The Bundle v1 format and its family vocabulary are published so that adversarial research on validator infrastructure becomes comparable: one on-disk shape, one labelling scheme, one evaluation methodology, adoptable on your own data without coordination. This guide shows how to classify a node or client integrity finding into the vocabulary.

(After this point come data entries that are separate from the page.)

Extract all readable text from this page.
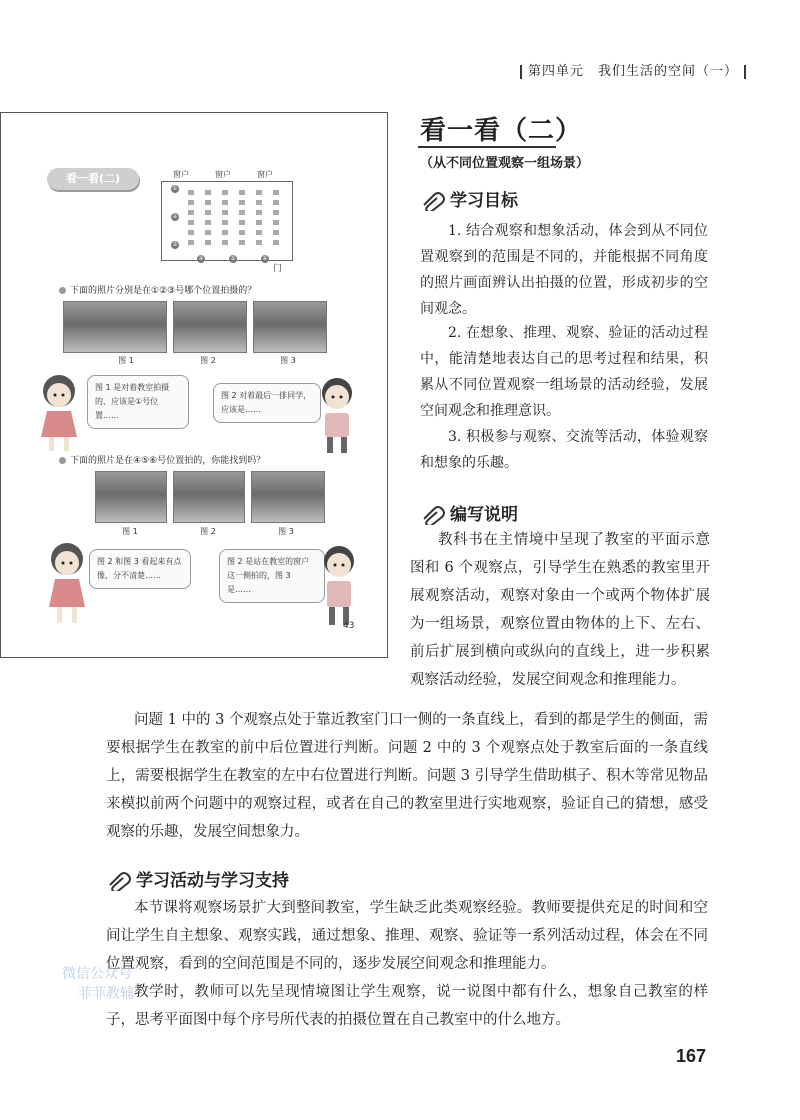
第四单元　我们生活的空间（一）
看一看(二)	窗户	窗户	窗户
门
①
②
③
④	⑤	⑥
下面的照片分别是在①②③号哪个位置拍摄的？
图 1	图 2	图 3
图 1 是对着教室拍摄的，应该是①号位置……
图 2 对着最后一排同学，应该是……
下面的照片是在④⑤⑥号位置拍的，你能找到吗？
图 1	图 2	图 3
图 2 和图 3 看起来有点像，分不清楚……
图 2 是站在教室的窗户这一侧拍的，图 3 是……
43
看一看（二）
（从不同位置观察一组场景）
学习目标
1. 结合观察和想象活动，体会到从不同位置观察到的范围是不同的，并能根据不同角度的照片画面辨认出拍摄的位置，形成初步的空间观念。
2. 在想象、推理、观察、验证的活动过程中，能清楚地表达自己的思考过程和结果，积累从不同位置观察一组场景的活动经验，发展空间观念和推理意识。
3. 积极参与观察、交流等活动，体验观察和想象的乐趣。
编写说明
教科书在主情境中呈现了教室的平面示意图和 6 个观察点，引导学生在熟悉的教室里开展观察活动，观察对象由一个或两个物体扩展为一组场景，观察位置由物体的上下、左右、前后扩展到横向或纵向的直线上，进一步积累观察活动经验，发展空间观念和推理能力。
问题 1 中的 3 个观察点处于靠近教室门口一侧的一条直线上，看到的都是学生的侧面，需要根据学生在教室的前中后位置进行判断。问题 2 中的 3 个观察点处于教室后面的一条直线上，需要根据学生在教室的左中右位置进行判断。问题 3 引导学生借助棋子、积木等常见物品来模拟前两个问题中的观察过程，或者在自己的教室里进行实地观察，验证自己的猜想，感受观察的乐趣，发展空间想象力。
学习活动与学习支持
本节课将观察场景扩大到整间教室，学生缺乏此类观察经验。教师要提供充足的时间和空间让学生自主想象、观察实践，通过想象、推理、观察、验证等一系列活动过程，体会在不同位置观察，看到的空间范围是不同的，逐步发展空间观念和推理能力。
教学时，教师可以先呈现情境图让学生观察，说一说图中都有什么，想象自己教室的样子，思考平面图中每个序号所代表的拍摄位置在自己教室中的什么地方。
微信公众号
菲菲教辅
167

It is deliberately short.
| family | what it is | how to tell it apart |
|---|---|---|
response_amp |
a small request that returns disproportionately large response bytes | the cost lands on the server's outbound bandwidth |
compute_amp |
a small request that triggers disproportionate server-side CPU | parser pathologies, verification fallbacks, sync-over-async wedges |
memory_amp |
unbounded accumulation of retained state in process memory | it grows over time, not per request |
connection_exhaustion |
a per-connection or per-subscription resource that is never released on disconnect | the leak is the open handle, not the payload |
consensus_abuse |
validator-authenticated misbehaviour inside consensus | it presupposes validator key material |
gossip_abuse |
unauthenticated peer-to-peer or gossip abuse via public peer endpoints | state-sync floods, request amplification |
auth_bypass |
missing or broken authentication on a control, admin, or first-party API | the surface should have required credentials |
rate_limiter_bypass |
a defect in the rate-limiter's own logic | fail-open, burst-doubling, or key-collision, not a response-size issue |
service_misconfig |
exploitation of a misconfigured co-located daemon | Redis, Grafana, Prometheus, SSH, and similar |
reconnaissance |
discovery and target-mapping traffic itself | it is the prior stage, not the exploit |
subscription_cpu_amp |
a wide/streaming subscription whose per-event server CPU is disproportionate to the cheap subscribe | the cost is per-event over a persistent subscription, not per single request |
state_import_abuse |
a malformed/oversized state artefact crashes the snapshot/bootstrap import path | the surface is a fetched bootstrap artefact, not a live request |
benign |
no attack shape | it trains the "not malicious" boundary |
Work top to bottom. The first rule that matches gives the family.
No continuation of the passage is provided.